First, a very big ‘well done’ to Crystal Records.
This is the ninth Crystal CD to be devoted to the bassoon and
its amazingly vast repertoire. Many players have been enlisted
and many types and groupings of bassoons, including the contra
and bassoon quartets. Sadly I have not heard any of the others
but if David Breidenthal is typical then I am certainly the poorer
for that. He is the principal bassoonist of the Los Angeles Philharmonic
a position he has held for over thirty years. His tone is mellow
and sometimes in need of more attack. However the recording may
be at least partially responsible for this. He is a virtuoso player
who has the ability to make difficult music and challenging passages
sound easy. Some of these works were written especially for him
including Chihara’s ‘Fleeting Shadows’ a work inspired by the
composer’s cats.
Although none of the pieces is weak, anyone can
see from the track listing that they are, for the most part, completely
unknown. Indeed all of the 20th century pieces here are by composers,
whose works are sparsely represented on CD.
Sestak can be taken as an example. The anonymous
booklet notes don’t have much to say about him, giving much less
information than on the other composers and their work. Much of
what is there is pure waffle, for example "he is one of Eastern
Europe’s most accomplished composers". The noters say that
he studied the musical archives "of his homeland to expose
the creative work of past masters and records much of their music".
None of this is particularly apparent in his clever and inventive
‘Virtuoso Inventions’. The disc opens with a wistful early work
of Henri Dutilleux sounding more like Debussy or André
Caplet. Apparently it is one of his most performed works.
The best-known composer next to Dutilleux is
the Pole, Alexandre Tansman. He lived in France where he knew
Stravinsky and Milhaud and later moved to America. The influences
of all of these can be heard in his sprightly seven-minute, three
movement suite.
It seems that Paul Chihara’s impressionistic
‘The Beauty of the Rose is in its passing’ was recorded on LP
in 1978. It is not scored for bassoon and piano but for the delicious
combination of bassoon, two horns, harp and percussion. It also
has the best recording quality.

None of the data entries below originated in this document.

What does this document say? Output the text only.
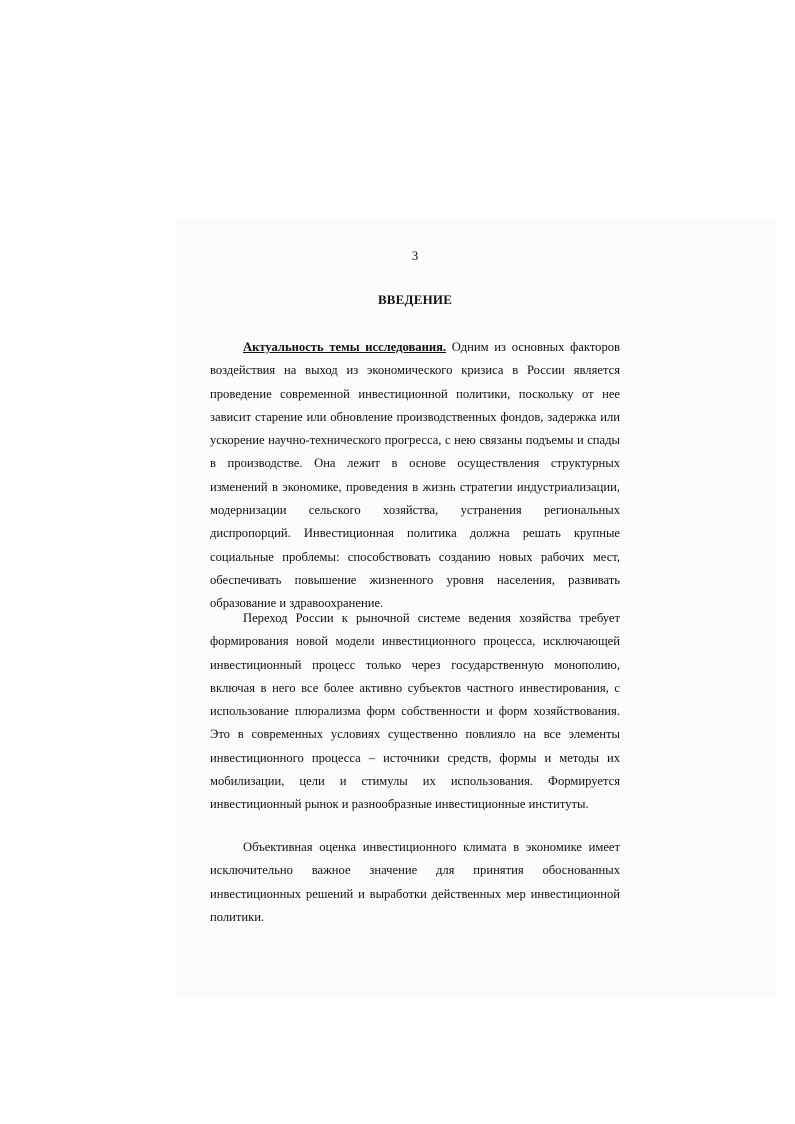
3

ВВЕДЕНИЕ

Актуальность темы исследования. Одним из основных факторов воздействия на выход из экономического кризиса в России является проведение современной инвестиционной политики, поскольку от нее зависит старение или обновление производственных фондов, задержка или ускорение научно-технического прогресса, с нею связаны подъемы и спады в производстве. Она лежит в основе осуществления структурных изменений в экономике, проведения в жизнь стратегии индустриализации, модернизации сельского хозяйства, устранения региональных диспропорций. Инвестиционная политика должна решать крупные социальные проблемы: способствовать созданию новых рабочих мест, обеспечивать повышение жизненного уровня населения, развивать образование и здравоохранение.

Переход России к рыночной системе ведения хозяйства требует формирования новой модели инвестиционного процесса, исключающей инвестиционный процесс только через государственную монополию, включая в него все более активно субъектов частного инвестирования, с использование плюрализма форм собственности и форм хозяйствования. Это в современных условиях существенно повлияло на все элементы инвестиционного процесса – источники средств, формы и методы их мобилизации, цели и стимулы их использования. Формируется инвестиционный рынок и разнообразные инвестиционные институты.

Объективная оценка инвестиционного климата в экономике имеет исключительно важное значение для принятия обоснованных инвестиционных решений и выработки действенных мер инвестиционной политики.
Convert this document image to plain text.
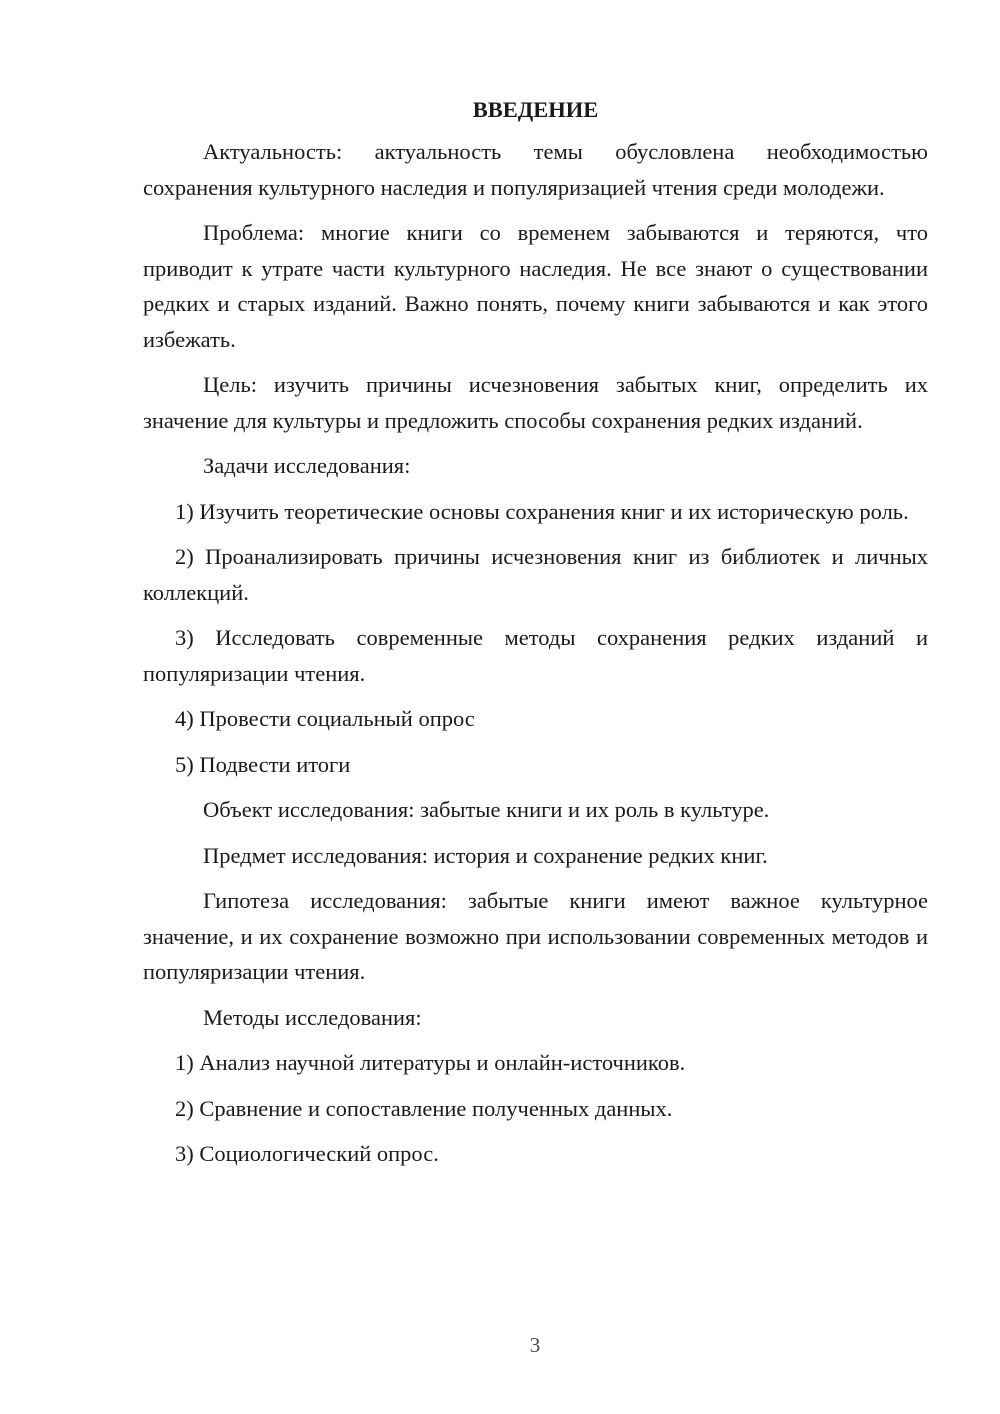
ВВЕДЕНИЕ

Актуальность: актуальность темы обусловлена необходимостью сохранения культурного наследия и популяризацией чтения среди молодежи.

Проблема: многие книги со временем забываются и теряются, что приводит к утрате части культурного наследия. Не все знают о существовании редких и старых изданий. Важно понять, почему книги забываются и как этого избежать.

Цель: изучить причины исчезновения забытых книг, определить их значение для культуры и предложить способы сохранения редких изданий.

Задачи исследования:

1) Изучить теоретические основы сохранения книг и их историческую роль.

2) Проанализировать причины исчезновения книг из библиотек и личных коллекций.

3) Исследовать современные методы сохранения редких изданий и популяризации чтения.

4) Провести социальный опрос

5) Подвести итоги

Объект исследования: забытые книги и их роль в культуре.

Предмет исследования: история и сохранение редких книг.

Гипотеза исследования: забытые книги имеют важное культурное значение, и их сохранение возможно при использовании современных методов и популяризации чтения.

Методы исследования:

1) Анализ научной литературы и онлайн-источников.

2) Сравнение и сопоставление полученных данных.

3) Социологический опрос.

3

At only eight minutes duration
and with so little for the ensemble (the bassoon excepted) to
do it seems a hopelessly impractical work for a concert item.
This is a pity because it made the most favourable impression
of any of the works on the disc.
What immediately strikes the listener about the
disc is that although the bassoon is recorded fairly upfront and
naturally the piano sometimes sounds as if it’s in another room;
an unfortunate miscalculation this, particularly in such richly
harmonized music. Gloria Cheng is a very sensitive accompanist
and it is unfortunate to say the least that some of her best work
is practically lost.
None of these pieces are what used to be termed
‘squeaky-gate’ music. In each work it is the line and each composer’s
individual lyricism that comes to the fore. This singing quality
might be in the long winding melody of Persichetti or in the blues-inflected
chromaticism of Gernot Wolfgang’s wonderfully varied ‘Moody Blues’.
Despite the fact that I can be mostly positive
about the CD, this is probably a disc for the woodwind enthusiast
or an aficionado of the bassoon. A quick glimpse at Crystal Records’
current advertising indicates that they are producing more discs
of the bassoon repertoire. Watch this space!